INTERVENÇÃO ARQUITETÔNICA

ATELIÊ ABERTO: O RISCO E O RASGO, A CEGUEIRA E O CHÃO

O risco e o rasgo, a cegueira e o chão 

Clara Rovaris, François Muleka, Lais Krucken e Silvia Carvalho 

09/11/2024 – 22/02/2025

 

O risco e o rasgo, a cegueira e o chão 

Clara Rovaris, François Muleka, Lais Krucken e Silvia Carvalho 

Na primeira temporada de montagens de projetos individuais de uma parte do grupo de artistas que partilha os seus processos em debates abertos, Clara Rovaris, François Muleka, Lais Krucken e Silvia Carvalho fornecem elementos para as múltiplas reflexões sobre o tempo presente. A diversidade cromática do chão, pensada em escala cósmica, como quadrados que evocam sistemas universais; a coleta do inapreensível identificada como vestígios da natureza; as confidências criadas a partir de memórias apagadas; assim como a capacidade de gerar encontros em uma casa-comunidade que amplia a representação do sujeito apagado, são alguns dos múltiplos acessos para tecer relações entre a prática de cada artista e o público que visita o Veras. 

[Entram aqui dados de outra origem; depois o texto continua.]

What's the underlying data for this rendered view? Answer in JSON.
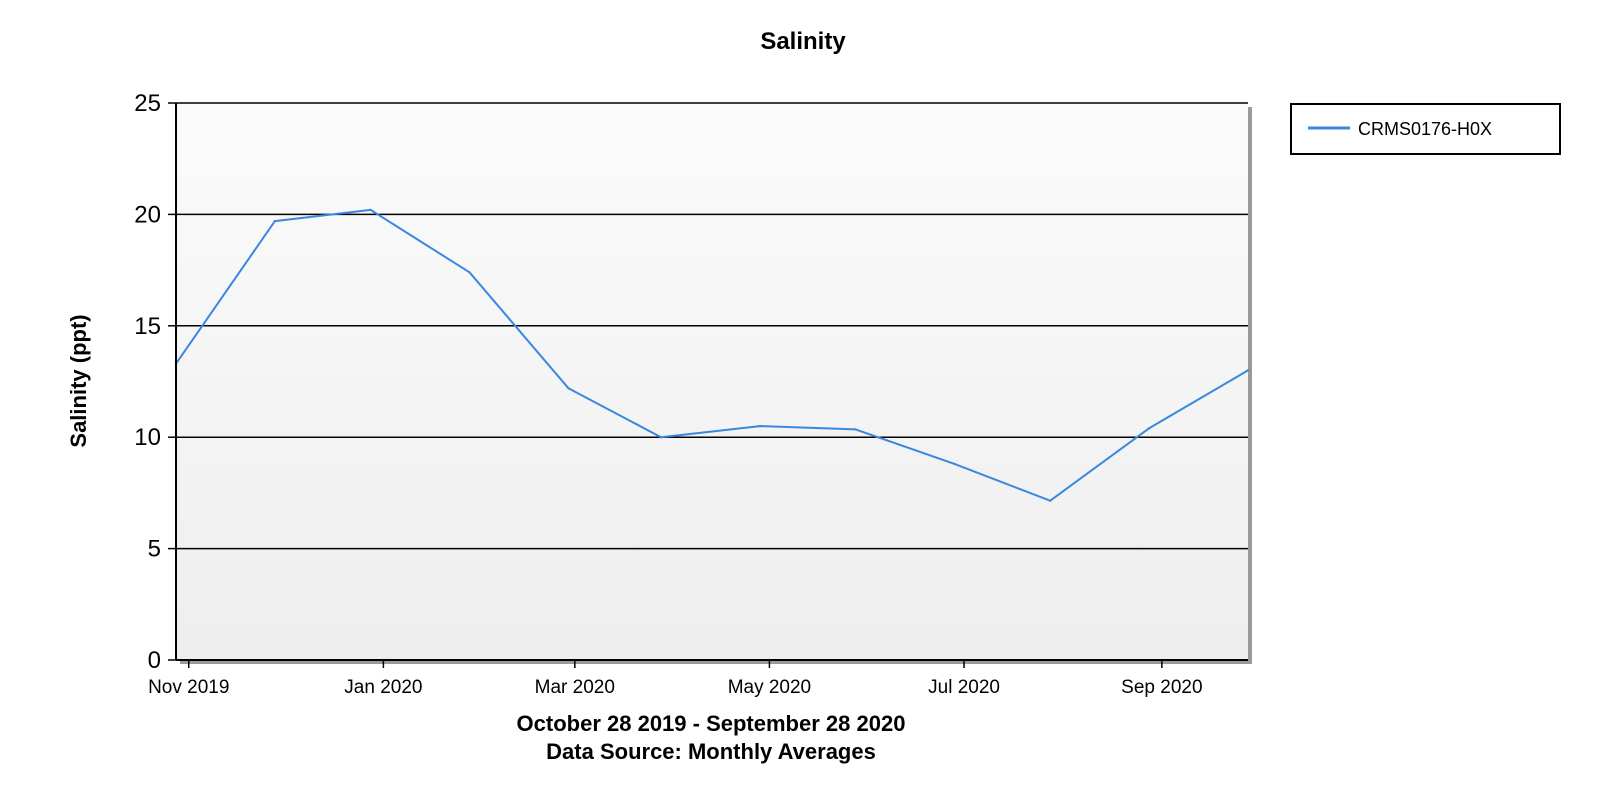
{
  "chart_data": {
    "type": "line",
    "title": "Salinity",
    "ylabel": "Salinity (ppt)",
    "xlabel_lines": [
      "October 28 2019 - September 28 2020",
      "Data Source: Monthly Averages"
    ],
    "ylim": [
      0,
      25
    ],
    "yticks": [
      0,
      5,
      10,
      15,
      20,
      25
    ],
    "xlim": [
      "2019-10-28",
      "2020-09-28"
    ],
    "xticks": [
      {
        "date": "2019-11-01",
        "label": "Nov 2019"
      },
      {
        "date": "2020-01-01",
        "label": "Jan 2020"
      },
      {
        "date": "2020-03-01",
        "label": "Mar 2020"
      },
      {
        "date": "2020-05-01",
        "label": "May 2020"
      },
      {
        "date": "2020-07-01",
        "label": "Jul 2020"
      },
      {
        "date": "2020-09-01",
        "label": "Sep 2020"
      }
    ],
    "grid": true,
    "legend_position": "top-right",
    "series": [
      {
        "name": "CRMS0176-H0X",
        "color": "#3a87e0",
        "points": [
          {
            "x": "2019-10-28",
            "y": 13.3
          },
          {
            "x": "2019-11-28",
            "y": 19.7
          },
          {
            "x": "2019-12-28",
            "y": 20.2
          },
          {
            "x": "2020-01-28",
            "y": 17.4
          },
          {
            "x": "2020-02-28",
            "y": 12.2
          },
          {
            "x": "2020-03-28",
            "y": 10.0
          },
          {
            "x": "2020-04-28",
            "y": 10.5
          },
          {
            "x": "2020-05-28",
            "y": 10.35
          },
          {
            "x": "2020-06-28",
            "y": 8.8
          },
          {
            "x": "2020-07-28",
            "y": 7.15
          },
          {
            "x": "2020-08-28",
            "y": 10.4
          },
          {
            "x": "2020-09-28",
            "y": 13.0
          }
        ]
      }
    ]
  }
}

Na obra de Clara Rovaris, a memória é percebida em sua constante oscilação entre lembrança e esquecimento. A artista parece implicada em reviver o que ocorre com Funes, o Memorioso, personagem de Borges que dá nome ao texto e se vê preso no dilema entre a recordação absoluta e a impossibilidade de viver o presente. Em sua série Pinturas-confidente Rovaris investiga os labirintos em que a memória se constrói. Fragmentos de lembranças emergem sob a forma de lacunas, testemunhos e confissões. A escrita, nas obras da jovem artista, frequentemente interditada por sobreposições de tintas e rasuras, oscila entre o inteligível e a imaginação, exigindo tempo e recuo para desvendar enigmas perdidos na memória. 

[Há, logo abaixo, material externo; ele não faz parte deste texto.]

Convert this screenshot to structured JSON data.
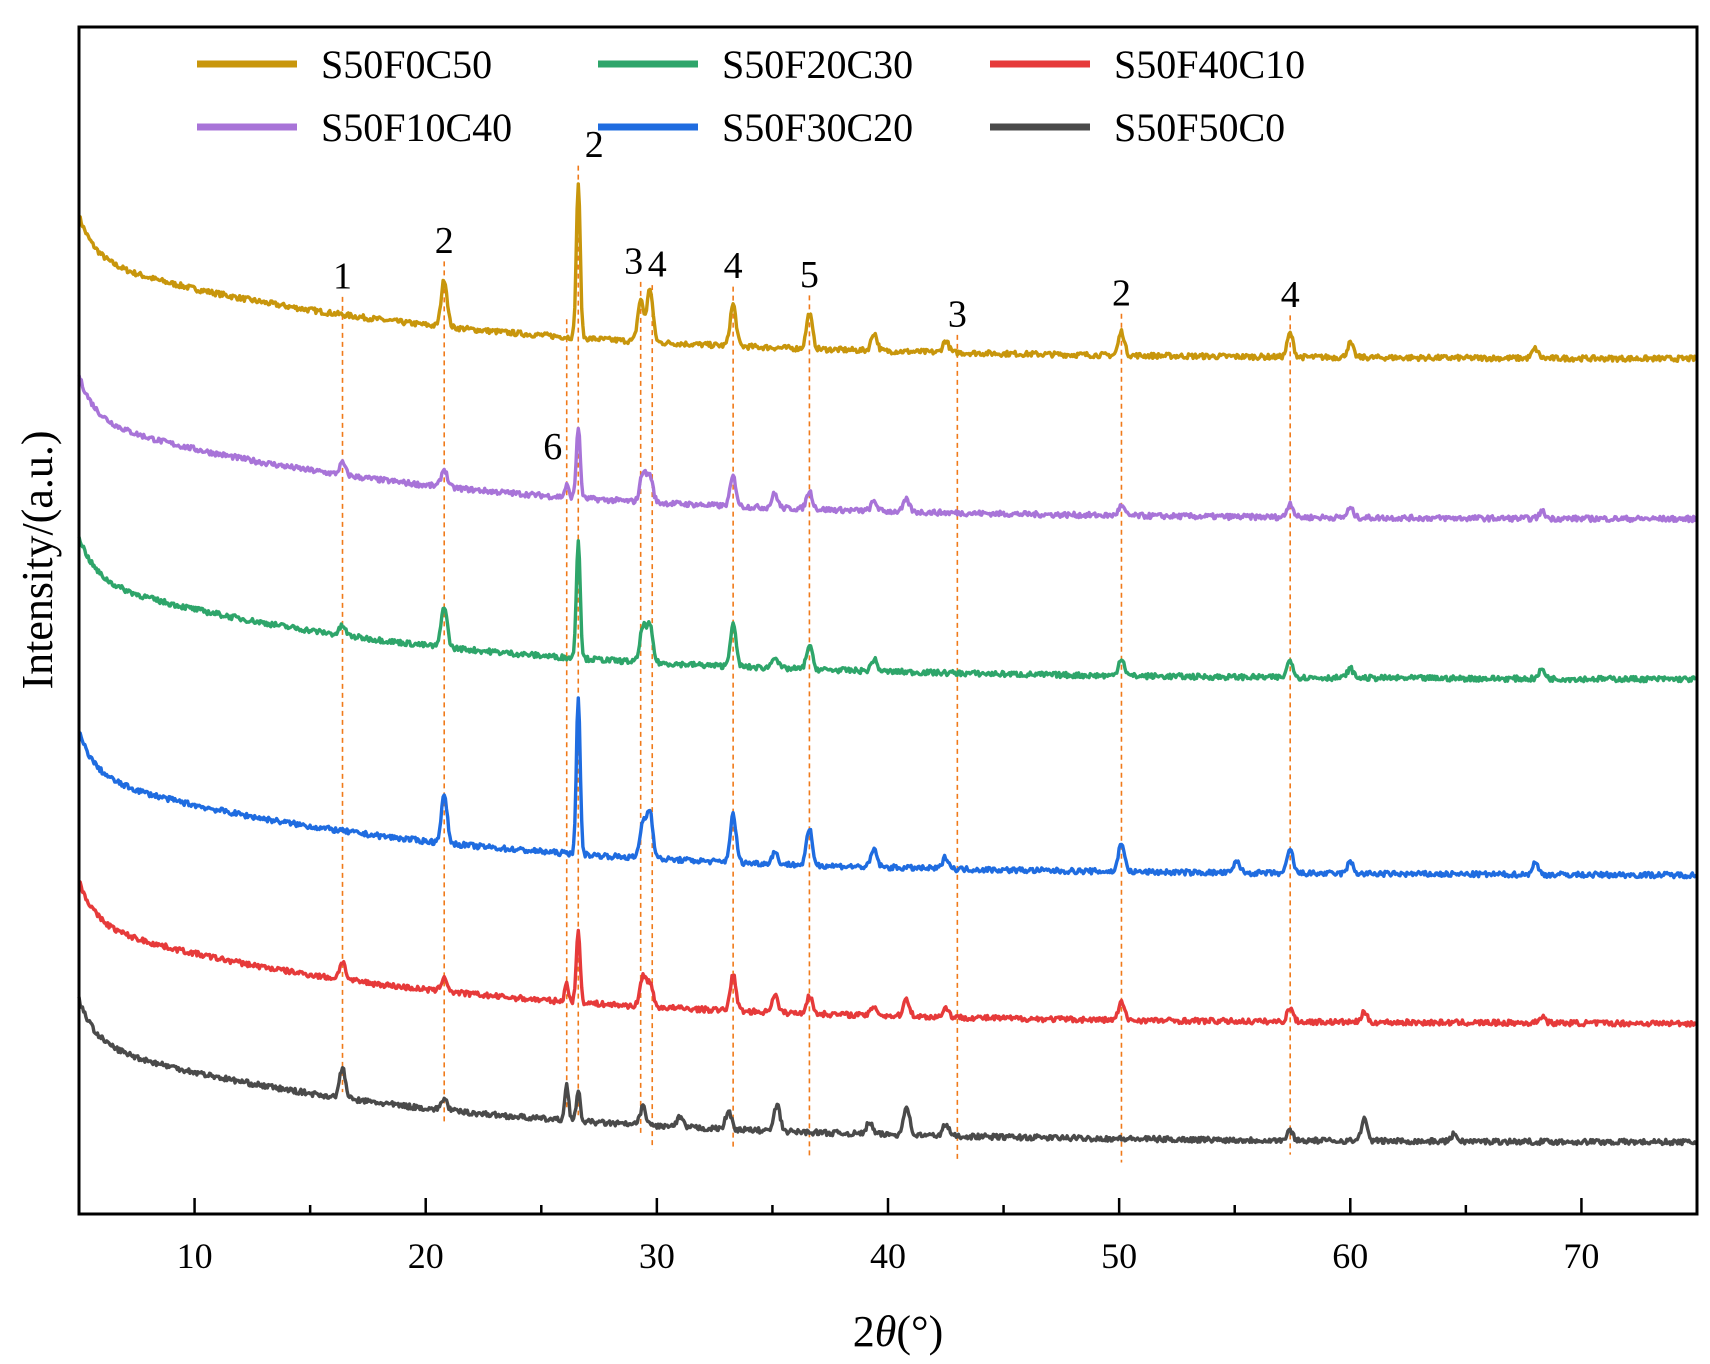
{
  "chart_data": {
    "type": "line",
    "title": "",
    "xlabel": "2θ(°)",
    "xlabel_parts": {
      "prefix": "2",
      "theta": "θ",
      "suffix": "(°)"
    },
    "ylabel": "Intensity/(a.u.)",
    "xlim": [
      5,
      75
    ],
    "ylim": [
      0,
      1
    ],
    "xticks": [
      10,
      20,
      30,
      40,
      50,
      60,
      70
    ],
    "grid": false,
    "legend_position": "top",
    "series": [
      {
        "name": "S50F0C50",
        "color": "#C8960C",
        "baseline": 0.72,
        "peaks": [
          [
            20.8,
            0.04
          ],
          [
            26.6,
            0.13
          ],
          [
            29.3,
            0.035
          ],
          [
            29.7,
            0.045
          ],
          [
            33.3,
            0.035
          ],
          [
            36.6,
            0.03
          ],
          [
            39.4,
            0.015
          ],
          [
            42.5,
            0.01
          ],
          [
            50.1,
            0.02
          ],
          [
            57.4,
            0.02
          ],
          [
            60.0,
            0.012
          ],
          [
            68.0,
            0.008
          ]
        ]
      },
      {
        "name": "S50F10C40",
        "color": "#A874D8",
        "baseline": 0.585,
        "peaks": [
          [
            16.4,
            0.01
          ],
          [
            20.8,
            0.015
          ],
          [
            26.1,
            0.01
          ],
          [
            26.6,
            0.06
          ],
          [
            29.4,
            0.025
          ],
          [
            29.7,
            0.022
          ],
          [
            33.3,
            0.025
          ],
          [
            35.1,
            0.012
          ],
          [
            36.6,
            0.015
          ],
          [
            39.4,
            0.008
          ],
          [
            40.8,
            0.01
          ],
          [
            50.1,
            0.008
          ],
          [
            57.4,
            0.012
          ],
          [
            60.0,
            0.008
          ],
          [
            68.3,
            0.006
          ]
        ]
      },
      {
        "name": "S50F20C30",
        "color": "#2EA56A",
        "baseline": 0.45,
        "peaks": [
          [
            16.4,
            0.008
          ],
          [
            20.8,
            0.035
          ],
          [
            26.6,
            0.1
          ],
          [
            29.4,
            0.03
          ],
          [
            29.7,
            0.03
          ],
          [
            33.3,
            0.035
          ],
          [
            35.1,
            0.01
          ],
          [
            36.6,
            0.02
          ],
          [
            39.4,
            0.01
          ],
          [
            50.1,
            0.015
          ],
          [
            57.4,
            0.015
          ],
          [
            60.0,
            0.008
          ],
          [
            68.3,
            0.008
          ]
        ]
      },
      {
        "name": "S50F30C20",
        "color": "#1F6CE0",
        "baseline": 0.285,
        "peaks": [
          [
            20.8,
            0.04
          ],
          [
            26.6,
            0.13
          ],
          [
            29.4,
            0.03
          ],
          [
            29.7,
            0.04
          ],
          [
            33.3,
            0.04
          ],
          [
            35.1,
            0.01
          ],
          [
            36.6,
            0.03
          ],
          [
            39.4,
            0.015
          ],
          [
            42.5,
            0.01
          ],
          [
            50.1,
            0.025
          ],
          [
            55.1,
            0.01
          ],
          [
            57.4,
            0.02
          ],
          [
            60.0,
            0.01
          ],
          [
            68.0,
            0.01
          ]
        ]
      },
      {
        "name": "S50F40C10",
        "color": "#E63A3A",
        "baseline": 0.16,
        "peaks": [
          [
            16.4,
            0.015
          ],
          [
            20.8,
            0.012
          ],
          [
            26.1,
            0.015
          ],
          [
            26.6,
            0.06
          ],
          [
            29.4,
            0.025
          ],
          [
            29.7,
            0.02
          ],
          [
            33.3,
            0.03
          ],
          [
            35.1,
            0.015
          ],
          [
            36.6,
            0.015
          ],
          [
            39.4,
            0.008
          ],
          [
            40.8,
            0.015
          ],
          [
            42.5,
            0.008
          ],
          [
            50.1,
            0.015
          ],
          [
            57.4,
            0.012
          ],
          [
            60.6,
            0.008
          ],
          [
            68.3,
            0.006
          ]
        ]
      },
      {
        "name": "S50F50C0",
        "color": "#4A4A4A",
        "baseline": 0.06,
        "peaks": [
          [
            16.4,
            0.025
          ],
          [
            20.8,
            0.01
          ],
          [
            26.1,
            0.03
          ],
          [
            26.6,
            0.025
          ],
          [
            29.4,
            0.015
          ],
          [
            31.0,
            0.008
          ],
          [
            33.1,
            0.015
          ],
          [
            35.2,
            0.022
          ],
          [
            39.2,
            0.01
          ],
          [
            40.8,
            0.025
          ],
          [
            42.5,
            0.01
          ],
          [
            57.4,
            0.008
          ],
          [
            60.6,
            0.018
          ],
          [
            64.5,
            0.006
          ]
        ]
      }
    ],
    "annotations": [
      {
        "label": "1",
        "x": 16.4
      },
      {
        "label": "2",
        "x": 20.8
      },
      {
        "label": "2",
        "x": 26.6
      },
      {
        "label": "3",
        "x": 29.3
      },
      {
        "label": "4",
        "x": 29.8
      },
      {
        "label": "4",
        "x": 33.3
      },
      {
        "label": "5",
        "x": 36.6
      },
      {
        "label": "3",
        "x": 43.0
      },
      {
        "label": "2",
        "x": 50.1
      },
      {
        "label": "4",
        "x": 57.4
      },
      {
        "label": "6",
        "x": 26.1
      }
    ]
  }
}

Extratos de Solo, de Sílvia Carvalho, é um conjunto de pinturas de pequeno formato, composta por quadrados de madeira pintados com pigmentos minerais. A policromia é resultante de um longo processo de contato e coleta de terras plurais, coletadas em estado bruto e convertidas em amostras suaves de pigmentos. A pintura aparece como uma consequência desse processo, que se inicia em caminhadas e aproximações de territórios, unidos pela diversidade e pulsação de terras. Com isso, extrair o solo e fazer de sua vasta diversidade uma constelação é como a artista constrói seu trabalho, que também considera o ensino e a catalogação de minerais como procedimento para a elaboração de sua prática. 

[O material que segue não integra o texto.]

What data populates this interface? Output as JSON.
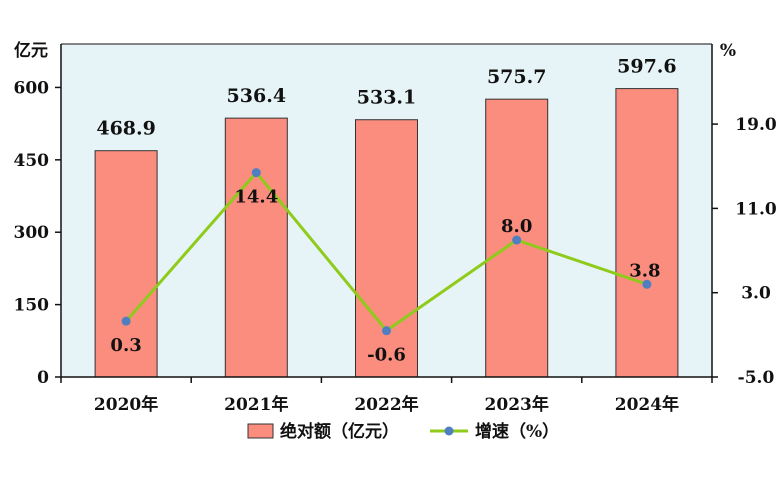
{
  "chart_data": {
    "type": "bar",
    "categories": [
      "2020年",
      "2021年",
      "2022年",
      "2023年",
      "2024年"
    ],
    "series": [
      {
        "name": "绝对额（亿元）",
        "type": "bar",
        "axis": "left",
        "values": [
          468.9,
          536.4,
          533.1,
          575.7,
          597.6
        ],
        "value_labels": [
          "468.9",
          "536.4",
          "533.1",
          "575.7",
          "597.6"
        ]
      },
      {
        "name": "增速（%）",
        "type": "line",
        "axis": "right",
        "values": [
          0.3,
          14.4,
          -0.6,
          8.0,
          3.8
        ],
        "value_labels": [
          "0.3",
          "14.4",
          "-0.6",
          "8.0",
          "3.8"
        ]
      }
    ],
    "y_left": {
      "label": "亿元",
      "ticks": [
        "0",
        "150",
        "300",
        "450",
        "600"
      ],
      "ylim": [
        0,
        690
      ]
    },
    "y_right": {
      "label": "%",
      "ticks": [
        "-5.0",
        "3.0",
        "11.0",
        "19.0"
      ],
      "ylim": [
        -5.0,
        26.6
      ]
    },
    "legend_position": "bottom-center",
    "grid": false,
    "colors": {
      "plot_bg": "#e6f4f8",
      "bar_fill": "#fa8d7e",
      "bar_stroke": "#333333",
      "line": "#8fcb1a",
      "marker": "#4f7fc0"
    }
  }
}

A dança das folhas, o assobio noturno e a ondulação das águas são manifestações de uma presença que não se deixa capturar inteiramente pela visão. No entanto, saias esvoaçantes e cabelos em movimento atestam sua passagem. Interessada por essa presença ausente, Lais Krucken desenvolve a prática de coletar os pequenos rastros deixados pelo vento. Desse modo, o processo elaborado pela artista se torna uma ação contínua e se sobrepõe aos pequenos elementos coletados, em uma busca pela captura de fenômenos cuja essência é anunciar a potência e poesia do invisível. Coletas de vento, neste contexto, propõe uma modalidade perceptiva que altera o modo como lidamos com o imperceptível.   

François Muleka faz confluir seus processos elaborados em campos como as artes visuais, a música e a performance. Em Vida que Cegue, o artista cria o que ele denomina estações de passagem, nas quais o público é convidado a se instalar para pequenos deslocamentos de ideias e relações com a imagem e o saber. A disposição dos elementos heterogêneos em um emaranhado de relações provoca a interação entre os objetos típicos do ambiente doméstico. Juntos, configuram altares, conforme define o artista, renovados por múltiplas linguagens que pensam a cegueira coletiva e os modos de restituir a visão do caminho de dentro.